外傷患者での非制限的 vs 制限的輸液蘇生戦略; 系統的レビューとメタ分析

Liberal Versus Restricted Fluid Resuscitation Strategies in Trauma Patients: A Systematic Review and Meta-Analysis of Randomized Controlled Trials and Observational Studies
Critical Care Medicine: April 2014 - Volume 42 - Issue 4 - p 954-961 doi: 10.1097/CCM.0000000000000050 Wang CH, et al.

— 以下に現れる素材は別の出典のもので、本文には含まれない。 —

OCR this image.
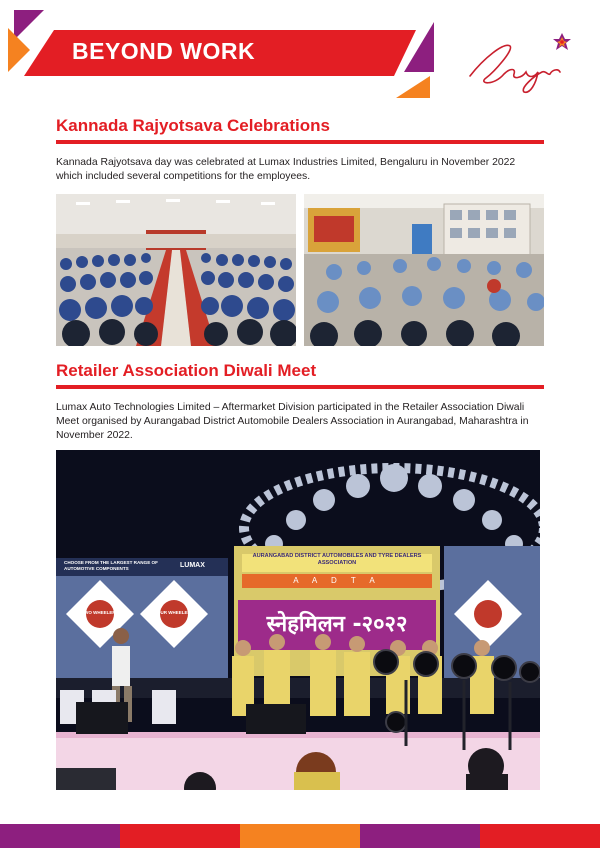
BEYOND WORK
Kannada Rajyotsava Celebrations
Kannada Rajyotsava day was celebrated at Lumax Industries Limited, Bengaluru in November 2022 which included several competitions for the employees.
Retailer Association Diwali Meet
Lumax Auto Technologies Limited – Aftermarket Division participated in the Retailer Association Diwali Meet organised by Aurangabad District Automobile Dealers Association in Aurangabad, Maharashtra in November 2022.
AURANGABAD DISTRICT AUTOMOBILES AND TYRE DEALERS ASSOCIATION
A A D T A
स्नेहमिलन -२०२२
CHOOSE FROM THE LARGEST RANGE OF AUTOMOTIVE COMPONENTS	LUMAX
TWO WHEELERS	FOUR WHEELERS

・出血は外傷後の数時間以内に起こるほとんどの死亡の原因である。外傷の動物モデルでは、輸液投与を制限することで死亡リスクを減らせることが示されているが、患者における研究は、論理的、倫理的問題のために実施困難である。既存のエビデンスの価値を最大化するために、著者らは外傷患者で、非制限的 vs 制限的輸液による体液回復戦略を比較するメタ解析を行った。

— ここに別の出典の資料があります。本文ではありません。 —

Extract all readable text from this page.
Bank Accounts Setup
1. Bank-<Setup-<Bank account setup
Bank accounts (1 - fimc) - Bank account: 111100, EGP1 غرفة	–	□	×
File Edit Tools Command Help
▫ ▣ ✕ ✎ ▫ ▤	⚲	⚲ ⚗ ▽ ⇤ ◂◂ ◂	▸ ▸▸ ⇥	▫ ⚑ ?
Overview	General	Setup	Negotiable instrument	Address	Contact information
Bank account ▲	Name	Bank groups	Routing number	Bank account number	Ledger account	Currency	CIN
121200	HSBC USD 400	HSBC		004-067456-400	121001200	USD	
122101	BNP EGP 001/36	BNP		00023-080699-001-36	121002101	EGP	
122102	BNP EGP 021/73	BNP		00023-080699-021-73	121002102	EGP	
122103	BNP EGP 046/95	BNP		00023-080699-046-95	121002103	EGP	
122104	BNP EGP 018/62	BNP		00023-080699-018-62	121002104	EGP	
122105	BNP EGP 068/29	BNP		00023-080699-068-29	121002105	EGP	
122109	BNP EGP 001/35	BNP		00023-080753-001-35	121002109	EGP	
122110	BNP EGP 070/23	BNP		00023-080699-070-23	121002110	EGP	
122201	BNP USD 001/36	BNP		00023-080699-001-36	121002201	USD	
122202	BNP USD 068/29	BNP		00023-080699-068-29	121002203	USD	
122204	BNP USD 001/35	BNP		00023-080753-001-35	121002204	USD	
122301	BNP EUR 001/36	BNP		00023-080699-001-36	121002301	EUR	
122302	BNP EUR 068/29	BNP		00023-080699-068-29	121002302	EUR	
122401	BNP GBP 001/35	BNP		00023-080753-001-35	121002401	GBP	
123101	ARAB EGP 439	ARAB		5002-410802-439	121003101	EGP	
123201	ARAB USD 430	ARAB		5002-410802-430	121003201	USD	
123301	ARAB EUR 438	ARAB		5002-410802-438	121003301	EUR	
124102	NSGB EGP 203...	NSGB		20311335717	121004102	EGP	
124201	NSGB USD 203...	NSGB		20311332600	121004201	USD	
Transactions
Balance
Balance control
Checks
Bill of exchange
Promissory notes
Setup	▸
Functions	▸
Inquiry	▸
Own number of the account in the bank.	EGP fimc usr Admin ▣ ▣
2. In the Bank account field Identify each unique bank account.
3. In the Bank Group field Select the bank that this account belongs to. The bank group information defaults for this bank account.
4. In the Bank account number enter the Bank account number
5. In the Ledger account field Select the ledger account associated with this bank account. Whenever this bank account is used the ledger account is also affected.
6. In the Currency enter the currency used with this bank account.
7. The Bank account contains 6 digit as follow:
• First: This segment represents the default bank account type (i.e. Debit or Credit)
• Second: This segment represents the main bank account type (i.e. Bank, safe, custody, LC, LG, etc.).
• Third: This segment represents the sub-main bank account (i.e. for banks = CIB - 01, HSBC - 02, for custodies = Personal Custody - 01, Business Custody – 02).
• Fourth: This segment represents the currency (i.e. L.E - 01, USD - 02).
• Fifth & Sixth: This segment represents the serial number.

・MEDLINE と EMBASE を系統的に創始から 2013 年 2 月まで検索した。著者らは、外傷患者で異なる輸液投与戦略を比較した無作為対照試験と観察研究を選択した。言語、対象人口、出版年度に制限はなかった。1106 件の参考文献から 4 件の無作為対照試験と 7 件の観察研究が同定された。無作為対照試験の 1 つは、プロトコル違反率が高く、最終的な分析から除外した。

・定量的合成から、非制限的な輸液剤による体液回復戦略は、無作為対照試験(リスク比、1.25;95% CI 1.01-1.55 ;3試験、I2、0)と観察研究(オッズ比 1.14、95% CI 1.01-1.28、7 研究、I2、21.4%)の両方で、制限的輸液戦略よりも高い死亡率と関連する可能性があることが示された。観察研究について調整オッズ比のみをプールした場合には、非制限的輸液蘇生戦略の死亡のオッズは増加した(オッズ比 1.19、95% CI、1.02-1.38、6 件の研究、I2、26.3%)。

・現在のエビデンスでは、外傷患者における初期の非制限的輸液蘇生戦略は、より高い死亡率と関連し得ることが示されている。ただし、入手可能な研究は選択バイアスと臨床的不均一性の高いリスクにさらされている。この結果は、非常に慎重に解釈する必要がある。

[!];輸液による血液希釈と血圧上昇が、形成されかけた脆弱な血栓を壊してしまい止血困難を招きかねない。有効な止血手段が講じられるまで、制限的輸液と血圧を最低限に維持する必要があるのだろう。